Information security policies and procedures are alone not adequate to assure Compliance and protection of sensitive information. The effectiveness of the policies can only be gauged by performing an assessment on how they are implemented. This is when Information Security Audit comes into the picture. Information Security Audit is a comprehensive assessment of policies implemented and examining the technical, physical and administrative controls in the organization. The audit process conducted is to ensure the set policies and procedures are appropriately implemented and adopted by the staff across the organization. It is an on-going process which involves maintaining the effectiveness of security controls and policies. Information Security Audit is the most efficient and cost effective means of evaluating the information security posture of an organization.
Initial study of your business is to understanding your processes and environment. Document all operating systems, software applications and data centre equipment operating within scope.
Support to management in Scope Definition which includes timelines, roles and responsibilities of your project team.
Using a global standard such as ISO27001 or a customised framework: Review job descriptions of IT personnel in scope, Review the company's IT policies and procedures, Evaluate the company's IT budget and systems planning documentation, Review the Datacentre’s disaster recovery plan.

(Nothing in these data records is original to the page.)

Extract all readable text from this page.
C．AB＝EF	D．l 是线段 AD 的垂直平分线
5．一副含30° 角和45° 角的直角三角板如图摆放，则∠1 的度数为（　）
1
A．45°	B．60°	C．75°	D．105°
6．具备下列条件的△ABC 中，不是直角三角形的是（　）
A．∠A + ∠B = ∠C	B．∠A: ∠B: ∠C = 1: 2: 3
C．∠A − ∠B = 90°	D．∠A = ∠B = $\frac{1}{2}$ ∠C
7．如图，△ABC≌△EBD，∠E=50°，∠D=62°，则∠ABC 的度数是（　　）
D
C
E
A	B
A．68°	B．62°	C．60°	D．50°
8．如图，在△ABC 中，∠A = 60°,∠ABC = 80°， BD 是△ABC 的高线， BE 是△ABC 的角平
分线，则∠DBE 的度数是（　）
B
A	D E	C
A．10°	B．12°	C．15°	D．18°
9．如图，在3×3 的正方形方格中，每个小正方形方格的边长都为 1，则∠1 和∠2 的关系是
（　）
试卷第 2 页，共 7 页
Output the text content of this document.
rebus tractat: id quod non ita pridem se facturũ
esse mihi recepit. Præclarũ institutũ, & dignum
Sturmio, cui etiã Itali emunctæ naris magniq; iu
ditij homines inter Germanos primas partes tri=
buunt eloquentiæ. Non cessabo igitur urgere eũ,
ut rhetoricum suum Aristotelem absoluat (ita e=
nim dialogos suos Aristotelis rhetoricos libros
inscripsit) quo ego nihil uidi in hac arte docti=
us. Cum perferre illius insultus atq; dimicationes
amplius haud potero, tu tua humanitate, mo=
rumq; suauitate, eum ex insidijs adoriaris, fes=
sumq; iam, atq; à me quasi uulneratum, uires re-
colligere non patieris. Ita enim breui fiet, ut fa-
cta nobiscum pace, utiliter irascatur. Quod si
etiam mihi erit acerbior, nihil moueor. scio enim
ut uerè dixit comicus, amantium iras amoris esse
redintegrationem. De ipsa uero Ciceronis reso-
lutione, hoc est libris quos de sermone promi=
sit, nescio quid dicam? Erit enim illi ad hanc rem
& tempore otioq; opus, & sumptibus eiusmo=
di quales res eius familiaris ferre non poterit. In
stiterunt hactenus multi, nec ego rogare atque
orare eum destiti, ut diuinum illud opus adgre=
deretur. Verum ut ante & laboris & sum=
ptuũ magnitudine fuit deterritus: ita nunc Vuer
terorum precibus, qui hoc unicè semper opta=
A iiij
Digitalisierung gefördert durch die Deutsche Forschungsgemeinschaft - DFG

In sync with our Tech Team, our experts rank out the risks and help you strategise the Risk Treatment measures.
Conduct internal / external Vulnerability Assessment and penetration testing of your servers and networks.
Since PCI has a significant amount of Technology involved, our Infrastructure Advisory Services team shall support your internal team in rolling out the recommendations such as sanitized CDE (Card Data Environment) processing room, network segregation, log correlation, encryption, SIEM, product POC, NAC/WAF assessment, IPV6, etc.
Once all controls are confirmed to be in place, we can issue a legally admissible Audit certificate.
The Security Audit is applicable to any organization across industries looking to improve business processes and secure sensitive business information.
ISO27001 is an International Standard and industry best practice for Information Security Management. Some organisations in specialised areas do ask for InfoSec audit with a combination of ISO27001 and PCI DSS or HIPAA or GDPR or even SOC2.
Information Security Audit includes examining the design of the policies and procedures and then evaluating the effective implementation of policies and procedures, evaluation of firewalls, monitoring technologies, encryption software, network architectural design, asset management, change management, and logical access control solutions to name a few.
Our consultants will work with you to understand your requirements and formulate a long term strategy (1-2 years). The strategy is then further broken down into monthly/quarterly milestones for effective progress tracking and delivery management. This will include Compliance and Governance (ISO 27001, SOC 2, PCI DSS, GDPR, CMMC, HIPAA, etc) process compliance, Vulnerability Assessments, Penetration Testing, and Application Assessments. The Scoping will include critical processes such as Information Technology, Delivery, Marketing, Sales, Accounting, Finance and last but not the least Administration and HR.
Information Security Audit is an on-going process and should be performed every 6 months or at least once a year. This is the base minimum requirement for ISO27001, PCI DSS, HIPAA, GDPR, SOC2, PDPA and even from the regulatory standpoint such as the RBI or MAS.
Audit reports are for a point in time. The maximum timeframe that the same can be referred to is for one year.